Malate’s The Library: No Borrower’s Card Needed
Right after our COMM322 class observation of cosplayers at the Metrocon, it was Chitchat’s turn to present us Malate’s communication environment.
Malate seems to undergo a transformation every ten years. There was a time when it was where all the art-related happenings took place. Then it became a red light district. Then it got cleaned up. Then it became a red light district again, albeit softened to a considerable degree.
I mean, If I were to go back to my college days at UP Manila, I don’t think I will ever see these:
Yes, your eyes are not deceiving you. These are little boys running around The Library, which used to be a popular gay comedy bar when I was a collegiala in the late 90s. I also remember that the patrons of the bar were predominantly gay. Now they’re a mixture of gay, straight, foreigners, families…
I also noticed how the drag queens seemed to have diffused their once overly colorful language. Oh, they’re still very good at dishing out insults, but they’ve become a whole lot tamer.
Since this particular Communication Behavior class trip was courtesy of Chitchat, I had to ask her if The Library had transferred location. I don’t recall it being this huge. The old bar was cramped, sweaty and horribly dark. This new place is more comfortable. Notice how high that ceiling is? There’s a nice second floor where you can dine and enjoy the show to your heart’s content. We were seated right in front of the stage, though.
Since the place is well-lit, I noticed that it really does look like a library. There were real books on top of those very real shelves. There were paintings hanging on walls. It definitely looked like an artsy-fartsy place.
I wondered about the foreigners that went to this joint. They don’t understand Tagalog. They obviously can’t get the in-jokes even if we translate the exchanges into English. The humor is cultural. When you go up the stage, like that dude at the bottom left of the above photo, you are practically asking to be made fun of. So I don’t get why foreigners would even dare come here. Maybe they wanted to experience Malate and be verbally abused by a bunch of funny men in women’s dresses?
Oh, and there’s this. Click the photo for a better view. Lovely, isn’t she?
Or I should say, Lovely, isn’t he?
Chitchat and I kept asking each other if this gorgeous creature were male or female. She had hips, a bosom, could hit notes worthy of Carrie Underwood. She could walk in killer heels. It wasn’t until she spoke that we finally had our answer. Oh, but she spoke fluent Japanese, although her Japanese accent is atrocious.
I couldn’t stop staring at her. Ah, such beauty! And I noticed that our professor, Doc Joey, had the same reaction. Haha!
Ok, those two glasses of Long Island Iced Tea have a story. I ordered one glass because I wanted something alcoholic but I wanted it mild. Apparently, The Library‘s Long Island Iced Tea is a powerful concoction; it tastes like alcohol with a teaspoonful of cola. I diluted it with a 500mL bottle of Coke and it was still too strong. You can actually smell its strength from a mile away. So I was left with two glasses of diluted Long Island Iced Tea that I didn’t even get to finish.

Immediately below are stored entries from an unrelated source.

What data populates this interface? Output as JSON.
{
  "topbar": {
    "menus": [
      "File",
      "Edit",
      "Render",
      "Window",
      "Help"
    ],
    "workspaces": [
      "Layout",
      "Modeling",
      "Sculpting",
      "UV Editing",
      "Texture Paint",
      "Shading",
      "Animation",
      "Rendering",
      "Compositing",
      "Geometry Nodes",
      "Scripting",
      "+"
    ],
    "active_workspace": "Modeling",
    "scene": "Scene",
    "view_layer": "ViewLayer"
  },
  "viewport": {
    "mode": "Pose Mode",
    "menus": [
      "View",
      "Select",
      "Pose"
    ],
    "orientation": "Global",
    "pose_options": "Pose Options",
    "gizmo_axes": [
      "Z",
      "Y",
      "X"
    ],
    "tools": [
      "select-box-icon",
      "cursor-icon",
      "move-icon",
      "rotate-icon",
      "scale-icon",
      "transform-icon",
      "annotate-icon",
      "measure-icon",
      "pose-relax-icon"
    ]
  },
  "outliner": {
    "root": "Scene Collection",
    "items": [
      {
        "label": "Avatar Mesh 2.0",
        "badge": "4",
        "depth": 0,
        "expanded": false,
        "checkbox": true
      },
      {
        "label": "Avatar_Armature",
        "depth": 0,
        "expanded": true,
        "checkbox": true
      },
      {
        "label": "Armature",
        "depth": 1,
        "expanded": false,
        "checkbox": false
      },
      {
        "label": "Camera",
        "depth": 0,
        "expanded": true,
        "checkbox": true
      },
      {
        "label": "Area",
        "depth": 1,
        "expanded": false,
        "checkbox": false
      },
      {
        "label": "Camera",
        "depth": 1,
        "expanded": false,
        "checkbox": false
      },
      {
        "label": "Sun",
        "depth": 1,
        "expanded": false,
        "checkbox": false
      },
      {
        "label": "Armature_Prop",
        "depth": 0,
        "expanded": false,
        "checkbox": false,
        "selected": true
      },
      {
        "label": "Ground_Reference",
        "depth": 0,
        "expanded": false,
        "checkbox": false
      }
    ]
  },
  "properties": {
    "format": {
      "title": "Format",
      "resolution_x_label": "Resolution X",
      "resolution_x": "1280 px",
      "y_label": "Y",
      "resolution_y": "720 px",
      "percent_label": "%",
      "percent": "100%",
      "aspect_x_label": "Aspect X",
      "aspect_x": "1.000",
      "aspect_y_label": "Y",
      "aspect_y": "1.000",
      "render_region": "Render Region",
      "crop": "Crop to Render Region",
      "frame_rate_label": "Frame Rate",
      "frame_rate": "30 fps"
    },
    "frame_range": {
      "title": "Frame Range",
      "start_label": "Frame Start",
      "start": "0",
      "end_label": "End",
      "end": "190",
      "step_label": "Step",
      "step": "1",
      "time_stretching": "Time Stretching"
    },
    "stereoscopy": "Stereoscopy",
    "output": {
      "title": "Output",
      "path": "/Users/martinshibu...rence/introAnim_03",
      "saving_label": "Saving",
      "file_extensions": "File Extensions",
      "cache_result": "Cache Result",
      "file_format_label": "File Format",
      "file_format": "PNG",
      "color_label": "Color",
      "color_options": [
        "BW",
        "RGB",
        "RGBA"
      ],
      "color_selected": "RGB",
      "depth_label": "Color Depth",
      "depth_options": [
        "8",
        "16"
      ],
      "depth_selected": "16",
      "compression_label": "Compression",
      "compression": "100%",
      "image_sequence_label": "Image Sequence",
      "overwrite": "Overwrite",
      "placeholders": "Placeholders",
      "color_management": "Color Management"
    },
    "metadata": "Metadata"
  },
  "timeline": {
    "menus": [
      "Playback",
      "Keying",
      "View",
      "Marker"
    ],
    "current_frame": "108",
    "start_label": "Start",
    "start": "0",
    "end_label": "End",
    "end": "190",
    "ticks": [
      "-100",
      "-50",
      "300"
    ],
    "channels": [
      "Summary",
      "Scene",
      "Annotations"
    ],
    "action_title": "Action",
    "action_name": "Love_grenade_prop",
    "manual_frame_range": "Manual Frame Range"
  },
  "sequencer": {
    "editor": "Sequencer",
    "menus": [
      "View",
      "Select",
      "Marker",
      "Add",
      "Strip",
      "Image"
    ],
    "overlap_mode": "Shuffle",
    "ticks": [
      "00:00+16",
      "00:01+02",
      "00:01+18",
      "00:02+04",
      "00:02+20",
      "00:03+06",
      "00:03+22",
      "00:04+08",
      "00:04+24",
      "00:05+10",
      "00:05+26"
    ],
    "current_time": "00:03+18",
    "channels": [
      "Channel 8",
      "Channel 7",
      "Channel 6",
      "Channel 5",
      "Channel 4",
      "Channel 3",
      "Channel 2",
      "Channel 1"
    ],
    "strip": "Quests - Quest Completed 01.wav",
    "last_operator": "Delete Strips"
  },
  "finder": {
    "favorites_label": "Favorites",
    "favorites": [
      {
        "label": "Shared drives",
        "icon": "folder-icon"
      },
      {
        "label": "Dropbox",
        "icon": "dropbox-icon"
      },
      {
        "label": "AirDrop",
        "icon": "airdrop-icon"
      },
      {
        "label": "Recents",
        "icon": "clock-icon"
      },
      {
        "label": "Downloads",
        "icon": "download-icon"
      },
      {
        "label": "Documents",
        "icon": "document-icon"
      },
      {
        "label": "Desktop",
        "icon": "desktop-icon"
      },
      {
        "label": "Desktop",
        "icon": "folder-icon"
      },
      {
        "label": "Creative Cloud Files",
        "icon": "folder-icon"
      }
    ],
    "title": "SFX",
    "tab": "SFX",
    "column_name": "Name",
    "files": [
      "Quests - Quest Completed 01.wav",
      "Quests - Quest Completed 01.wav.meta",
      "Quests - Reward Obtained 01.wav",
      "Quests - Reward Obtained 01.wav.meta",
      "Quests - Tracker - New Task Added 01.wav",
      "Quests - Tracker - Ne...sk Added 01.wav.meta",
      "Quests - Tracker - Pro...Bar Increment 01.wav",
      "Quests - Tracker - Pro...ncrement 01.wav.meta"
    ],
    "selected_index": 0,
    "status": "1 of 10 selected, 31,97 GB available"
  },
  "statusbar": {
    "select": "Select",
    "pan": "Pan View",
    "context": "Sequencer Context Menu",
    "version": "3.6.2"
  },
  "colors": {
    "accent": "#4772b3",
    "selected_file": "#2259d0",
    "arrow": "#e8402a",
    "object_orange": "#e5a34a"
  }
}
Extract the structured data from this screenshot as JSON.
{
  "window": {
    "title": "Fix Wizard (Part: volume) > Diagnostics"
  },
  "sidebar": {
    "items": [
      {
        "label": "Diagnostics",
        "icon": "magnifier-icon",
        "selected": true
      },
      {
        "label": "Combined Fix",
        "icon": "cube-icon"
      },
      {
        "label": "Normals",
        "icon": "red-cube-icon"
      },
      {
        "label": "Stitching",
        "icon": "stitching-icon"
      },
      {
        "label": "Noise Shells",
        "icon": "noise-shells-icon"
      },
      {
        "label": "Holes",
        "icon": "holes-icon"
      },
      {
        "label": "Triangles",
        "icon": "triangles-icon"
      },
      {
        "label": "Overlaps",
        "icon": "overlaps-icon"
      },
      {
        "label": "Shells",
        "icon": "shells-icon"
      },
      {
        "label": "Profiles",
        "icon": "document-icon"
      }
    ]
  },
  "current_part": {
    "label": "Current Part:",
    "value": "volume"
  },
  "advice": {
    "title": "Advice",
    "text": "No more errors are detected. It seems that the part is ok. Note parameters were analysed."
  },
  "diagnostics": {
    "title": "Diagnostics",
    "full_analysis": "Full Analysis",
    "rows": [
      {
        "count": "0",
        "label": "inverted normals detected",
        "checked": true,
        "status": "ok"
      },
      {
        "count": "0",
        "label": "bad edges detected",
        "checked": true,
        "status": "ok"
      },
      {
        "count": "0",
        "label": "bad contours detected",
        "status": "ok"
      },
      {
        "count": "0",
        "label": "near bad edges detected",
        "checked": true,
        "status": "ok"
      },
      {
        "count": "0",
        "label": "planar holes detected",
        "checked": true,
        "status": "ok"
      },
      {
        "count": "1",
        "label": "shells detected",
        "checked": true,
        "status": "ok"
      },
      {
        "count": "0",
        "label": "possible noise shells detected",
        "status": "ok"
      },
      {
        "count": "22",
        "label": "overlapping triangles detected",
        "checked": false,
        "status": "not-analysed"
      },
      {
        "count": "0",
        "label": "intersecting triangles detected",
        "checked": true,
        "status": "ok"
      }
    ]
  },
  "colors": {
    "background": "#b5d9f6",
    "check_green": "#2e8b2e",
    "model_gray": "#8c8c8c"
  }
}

I wish I had ordered the regular iced tea instead. Yeah, sissy is me.
After hanging around for an hour or so, we decided to settle into O-Bar. The place isn’t for kids, but you get to see the weirdest things: fake blind people serenading you, peddlers selling snakes, uh…15-year-olds getting shooed by bouncers?
If you go up to their second floor, you’ll observe certain uhm…”non-verbal discourses” going on. Let’s just say that the bar itself is being cautious for a reason:
Here, we processed the two activities we did for the day, my Metro Comic Con 2010 event and Chitchat’s Malate trip. Chitchat gave us a brief but riveting history of Malate, after which I lamented the fact that my beloved arts-centered establishment, Penguin CafĂ©, no longer resides in this area. Sadness.
And this is the only decent pic of O-Bar that I was able to take. Now that I realize it, I should’ve taken photos of the snake peddler, the fake blind serenader, and the scrawny teenagers that the bouncers were shooing away. Those photos would actually be safer compared to the other goings-on.